Live RTSP Camera Motion Capture & AI Object Recognition
Overview
A Python system that pulls motion events from TP-Link Tapo ONVIF cameras, records the RTSP stream on motion, and runs AI object recognition to produce annotated snapshots with labelled bounding boxes. Built around the open-source peterstamps project and evaluated/run on a Raspberry Pi 4, including a higher-performance multiprocessing variant.
The Challenge
Reliable smart-camera capture on constrained edge hardware is hard: you must subscribe to ONVIF motion events, keep a rolling buffer of pre-motion frames, record RTSP without running out of memory, and optionally call an object-detection model, all on a fanless Raspberry Pi without dropping frames.
What We Built
Multiple runnable Python programs explore the design space: myMPTapoDetectCaptureVideo.py (preferred multiprocessing version) and myTapoDetectCaptureVideo.py combine ONVIF motion detection (myTapoMotionDetection.py) with RTSP capture (myTapoVideoCapture.py), driven by config modules (myTapoMotionConfig.py / myMPTapoMotionConfig.py).

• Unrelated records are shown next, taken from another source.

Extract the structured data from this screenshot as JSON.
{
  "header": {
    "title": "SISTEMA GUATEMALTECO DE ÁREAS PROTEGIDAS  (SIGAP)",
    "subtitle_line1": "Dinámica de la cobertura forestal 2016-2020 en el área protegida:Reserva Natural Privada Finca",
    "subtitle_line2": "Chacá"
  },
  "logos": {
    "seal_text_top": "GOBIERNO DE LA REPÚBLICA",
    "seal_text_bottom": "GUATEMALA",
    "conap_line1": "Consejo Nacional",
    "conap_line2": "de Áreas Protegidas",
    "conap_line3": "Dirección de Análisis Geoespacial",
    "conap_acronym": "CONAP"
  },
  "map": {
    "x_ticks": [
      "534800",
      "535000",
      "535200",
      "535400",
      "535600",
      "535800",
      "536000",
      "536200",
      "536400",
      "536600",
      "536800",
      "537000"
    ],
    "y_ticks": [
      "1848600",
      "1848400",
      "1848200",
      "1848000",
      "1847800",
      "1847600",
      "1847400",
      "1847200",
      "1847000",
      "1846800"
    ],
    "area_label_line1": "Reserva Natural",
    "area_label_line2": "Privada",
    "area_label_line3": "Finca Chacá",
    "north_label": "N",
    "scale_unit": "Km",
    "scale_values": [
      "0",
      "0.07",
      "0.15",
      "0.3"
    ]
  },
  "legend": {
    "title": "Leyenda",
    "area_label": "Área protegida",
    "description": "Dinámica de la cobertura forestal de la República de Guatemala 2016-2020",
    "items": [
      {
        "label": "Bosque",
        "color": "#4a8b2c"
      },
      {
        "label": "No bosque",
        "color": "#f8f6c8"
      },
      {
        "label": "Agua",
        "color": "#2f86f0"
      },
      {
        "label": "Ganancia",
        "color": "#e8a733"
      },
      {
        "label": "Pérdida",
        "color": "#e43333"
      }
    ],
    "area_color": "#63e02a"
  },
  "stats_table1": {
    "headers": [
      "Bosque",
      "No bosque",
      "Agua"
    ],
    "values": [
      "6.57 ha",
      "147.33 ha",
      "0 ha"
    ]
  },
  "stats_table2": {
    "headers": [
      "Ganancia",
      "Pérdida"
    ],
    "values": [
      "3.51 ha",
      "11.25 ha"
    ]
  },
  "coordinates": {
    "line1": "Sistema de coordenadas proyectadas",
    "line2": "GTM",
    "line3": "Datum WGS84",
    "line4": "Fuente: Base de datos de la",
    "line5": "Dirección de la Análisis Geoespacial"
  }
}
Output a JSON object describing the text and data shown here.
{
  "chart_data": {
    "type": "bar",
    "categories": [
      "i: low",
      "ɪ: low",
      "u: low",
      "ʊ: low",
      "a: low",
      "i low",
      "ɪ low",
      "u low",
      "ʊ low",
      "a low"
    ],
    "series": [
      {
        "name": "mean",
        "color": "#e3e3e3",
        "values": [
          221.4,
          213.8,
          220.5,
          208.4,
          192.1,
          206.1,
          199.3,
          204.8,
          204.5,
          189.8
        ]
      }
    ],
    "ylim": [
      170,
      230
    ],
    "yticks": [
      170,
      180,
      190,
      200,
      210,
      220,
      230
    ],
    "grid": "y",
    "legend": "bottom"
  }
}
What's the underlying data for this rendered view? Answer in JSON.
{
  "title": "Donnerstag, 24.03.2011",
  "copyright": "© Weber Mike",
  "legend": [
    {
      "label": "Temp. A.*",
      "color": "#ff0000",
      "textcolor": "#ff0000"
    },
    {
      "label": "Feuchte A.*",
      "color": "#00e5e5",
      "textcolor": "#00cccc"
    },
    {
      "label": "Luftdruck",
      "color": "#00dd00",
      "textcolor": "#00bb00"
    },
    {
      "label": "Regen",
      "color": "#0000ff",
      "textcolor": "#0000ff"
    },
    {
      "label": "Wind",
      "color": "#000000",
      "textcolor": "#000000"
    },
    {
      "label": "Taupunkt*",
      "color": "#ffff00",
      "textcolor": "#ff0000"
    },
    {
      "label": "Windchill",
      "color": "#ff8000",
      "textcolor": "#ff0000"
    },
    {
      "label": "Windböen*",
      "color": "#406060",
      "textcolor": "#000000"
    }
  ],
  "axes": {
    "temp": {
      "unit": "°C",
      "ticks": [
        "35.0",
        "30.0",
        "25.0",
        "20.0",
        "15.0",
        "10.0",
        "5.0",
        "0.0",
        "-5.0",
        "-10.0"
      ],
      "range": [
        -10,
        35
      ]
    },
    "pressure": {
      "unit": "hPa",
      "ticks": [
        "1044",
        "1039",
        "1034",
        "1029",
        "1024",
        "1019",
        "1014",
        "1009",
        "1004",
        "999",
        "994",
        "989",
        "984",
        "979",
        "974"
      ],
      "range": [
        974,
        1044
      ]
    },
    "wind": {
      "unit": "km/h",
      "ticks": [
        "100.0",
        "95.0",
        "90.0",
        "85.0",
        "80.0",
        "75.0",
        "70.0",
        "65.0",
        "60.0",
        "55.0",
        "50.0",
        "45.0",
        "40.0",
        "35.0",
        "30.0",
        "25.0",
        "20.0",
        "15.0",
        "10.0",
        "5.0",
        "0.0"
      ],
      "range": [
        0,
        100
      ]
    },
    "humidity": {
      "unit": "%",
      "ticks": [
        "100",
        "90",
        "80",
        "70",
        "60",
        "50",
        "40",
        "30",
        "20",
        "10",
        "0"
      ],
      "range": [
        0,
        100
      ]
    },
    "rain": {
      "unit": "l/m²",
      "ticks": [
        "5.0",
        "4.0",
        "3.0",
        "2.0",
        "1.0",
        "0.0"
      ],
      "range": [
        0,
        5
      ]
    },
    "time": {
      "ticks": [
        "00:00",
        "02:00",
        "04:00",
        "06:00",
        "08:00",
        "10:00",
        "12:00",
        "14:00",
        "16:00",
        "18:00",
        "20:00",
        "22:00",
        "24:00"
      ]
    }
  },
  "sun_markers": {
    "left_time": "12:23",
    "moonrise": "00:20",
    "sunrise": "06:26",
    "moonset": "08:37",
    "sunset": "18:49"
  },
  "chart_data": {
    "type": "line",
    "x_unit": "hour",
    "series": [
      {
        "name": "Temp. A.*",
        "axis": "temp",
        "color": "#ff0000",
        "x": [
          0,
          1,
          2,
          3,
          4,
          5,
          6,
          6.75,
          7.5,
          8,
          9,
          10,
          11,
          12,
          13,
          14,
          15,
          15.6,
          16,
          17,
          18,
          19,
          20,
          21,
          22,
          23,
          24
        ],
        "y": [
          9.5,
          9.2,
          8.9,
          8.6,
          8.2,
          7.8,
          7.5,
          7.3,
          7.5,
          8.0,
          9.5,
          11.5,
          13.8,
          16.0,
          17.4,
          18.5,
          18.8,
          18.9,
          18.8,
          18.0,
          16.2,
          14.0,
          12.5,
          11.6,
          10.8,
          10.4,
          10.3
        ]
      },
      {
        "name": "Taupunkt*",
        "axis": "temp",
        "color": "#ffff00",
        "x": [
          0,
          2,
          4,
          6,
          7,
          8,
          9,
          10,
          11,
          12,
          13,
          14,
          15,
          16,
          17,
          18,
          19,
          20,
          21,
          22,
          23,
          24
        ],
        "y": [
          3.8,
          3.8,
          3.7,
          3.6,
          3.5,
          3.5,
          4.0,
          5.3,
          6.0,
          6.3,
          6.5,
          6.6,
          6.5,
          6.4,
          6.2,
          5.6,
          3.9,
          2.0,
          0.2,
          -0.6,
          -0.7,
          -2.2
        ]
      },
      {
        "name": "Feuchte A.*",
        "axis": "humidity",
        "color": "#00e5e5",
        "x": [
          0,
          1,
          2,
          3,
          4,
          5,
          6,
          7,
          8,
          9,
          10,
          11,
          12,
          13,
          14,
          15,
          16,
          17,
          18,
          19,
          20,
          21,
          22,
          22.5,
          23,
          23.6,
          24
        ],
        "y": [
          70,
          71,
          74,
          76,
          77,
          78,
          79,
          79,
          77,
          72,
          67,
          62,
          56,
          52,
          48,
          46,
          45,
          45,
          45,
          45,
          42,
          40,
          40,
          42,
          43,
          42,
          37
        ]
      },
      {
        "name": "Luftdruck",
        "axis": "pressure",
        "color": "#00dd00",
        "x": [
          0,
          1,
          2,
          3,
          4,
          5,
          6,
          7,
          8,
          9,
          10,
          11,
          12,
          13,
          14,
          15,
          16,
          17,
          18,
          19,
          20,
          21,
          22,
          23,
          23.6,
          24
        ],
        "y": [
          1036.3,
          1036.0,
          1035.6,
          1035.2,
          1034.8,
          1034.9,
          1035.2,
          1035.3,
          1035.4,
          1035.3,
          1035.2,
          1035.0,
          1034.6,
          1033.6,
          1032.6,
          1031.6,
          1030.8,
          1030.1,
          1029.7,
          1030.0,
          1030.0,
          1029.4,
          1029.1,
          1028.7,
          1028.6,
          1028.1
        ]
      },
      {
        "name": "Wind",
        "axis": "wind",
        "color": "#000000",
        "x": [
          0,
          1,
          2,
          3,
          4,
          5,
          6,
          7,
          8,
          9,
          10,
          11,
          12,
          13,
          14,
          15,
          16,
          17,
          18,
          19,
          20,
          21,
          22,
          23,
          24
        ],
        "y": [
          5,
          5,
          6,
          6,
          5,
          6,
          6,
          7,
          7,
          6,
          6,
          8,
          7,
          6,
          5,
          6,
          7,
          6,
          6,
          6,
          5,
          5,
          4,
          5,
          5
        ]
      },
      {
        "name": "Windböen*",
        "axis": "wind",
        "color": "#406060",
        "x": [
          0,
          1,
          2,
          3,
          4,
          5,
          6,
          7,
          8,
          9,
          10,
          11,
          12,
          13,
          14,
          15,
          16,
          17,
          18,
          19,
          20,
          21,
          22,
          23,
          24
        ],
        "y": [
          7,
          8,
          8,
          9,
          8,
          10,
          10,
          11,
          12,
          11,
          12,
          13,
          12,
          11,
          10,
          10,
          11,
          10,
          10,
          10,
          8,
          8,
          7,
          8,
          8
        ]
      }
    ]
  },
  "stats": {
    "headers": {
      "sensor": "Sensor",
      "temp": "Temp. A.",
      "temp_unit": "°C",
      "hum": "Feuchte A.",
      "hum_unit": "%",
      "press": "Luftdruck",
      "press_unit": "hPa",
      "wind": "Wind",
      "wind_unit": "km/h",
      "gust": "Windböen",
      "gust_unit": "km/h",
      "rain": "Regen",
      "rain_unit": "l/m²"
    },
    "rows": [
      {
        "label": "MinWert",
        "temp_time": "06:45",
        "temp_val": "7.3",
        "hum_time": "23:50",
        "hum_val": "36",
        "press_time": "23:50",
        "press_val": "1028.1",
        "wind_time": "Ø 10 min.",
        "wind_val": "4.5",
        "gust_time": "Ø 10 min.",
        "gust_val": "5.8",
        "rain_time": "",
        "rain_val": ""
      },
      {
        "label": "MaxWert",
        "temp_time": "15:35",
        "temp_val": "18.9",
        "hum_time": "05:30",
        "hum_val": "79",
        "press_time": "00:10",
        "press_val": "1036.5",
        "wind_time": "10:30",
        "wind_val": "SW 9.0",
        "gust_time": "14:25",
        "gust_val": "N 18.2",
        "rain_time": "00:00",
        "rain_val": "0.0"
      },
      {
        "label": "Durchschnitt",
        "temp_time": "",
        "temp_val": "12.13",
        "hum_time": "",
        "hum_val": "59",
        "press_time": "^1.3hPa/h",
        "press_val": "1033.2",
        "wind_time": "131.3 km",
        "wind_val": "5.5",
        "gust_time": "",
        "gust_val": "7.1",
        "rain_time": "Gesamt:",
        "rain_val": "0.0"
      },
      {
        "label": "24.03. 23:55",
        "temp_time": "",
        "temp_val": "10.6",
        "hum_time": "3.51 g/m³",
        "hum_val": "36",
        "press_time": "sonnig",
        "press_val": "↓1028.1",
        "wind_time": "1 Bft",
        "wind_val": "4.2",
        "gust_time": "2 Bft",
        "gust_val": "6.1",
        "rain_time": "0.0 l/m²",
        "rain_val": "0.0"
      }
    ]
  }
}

The capture loop maintains a frame deque as a pre-record buffer, flushing first-in-first-out and watching a memory-full percentage to avoid OOM. When enabled, frames are sent to an AI object server that returns compact JPEGs with detected objects marked and labelled. Sensitivity adapts automatically across dusk/dawn between day and night thresholds. ONVIF is handled via onvif-zeep-async/zeep with downloaded WSDL files.
Technologies & Approach
Python with asyncio and the ONVIF SOAP/zeep stack for event subscription, RTSP for live video, and an external AI object-recognition server for detection. A multiprocessing variant offloads work for smoother capture on the Pi. Configuration-first design makes thresholds, paths, and the AI toggle easy to tune per hardware.
Outcome / Impact
A working, tested smart-camera pipeline (validated on a Tapo C225 and Raspberry Pi 4) proving the studio can integrate IP cameras end to end, ONVIF events, RTSP recording, memory-safe buffering, and edge AI object detection. Positioned as evaluation and operation of an open-source project, with adaptation to real hardware constraints.
Capabilities Demonstrated
- ONVIF motion-event subscription and camera integration
- RTSP live-stream capture with memory-safe pre-record buffering
- Motion-triggered recording and snapshot generation
- AI object detection with labelled bounding boxes at the edge
- Adaptive day/night sensitivity and multiprocessing performance tuning
- Deployment on constrained edge hardware (Raspberry Pi)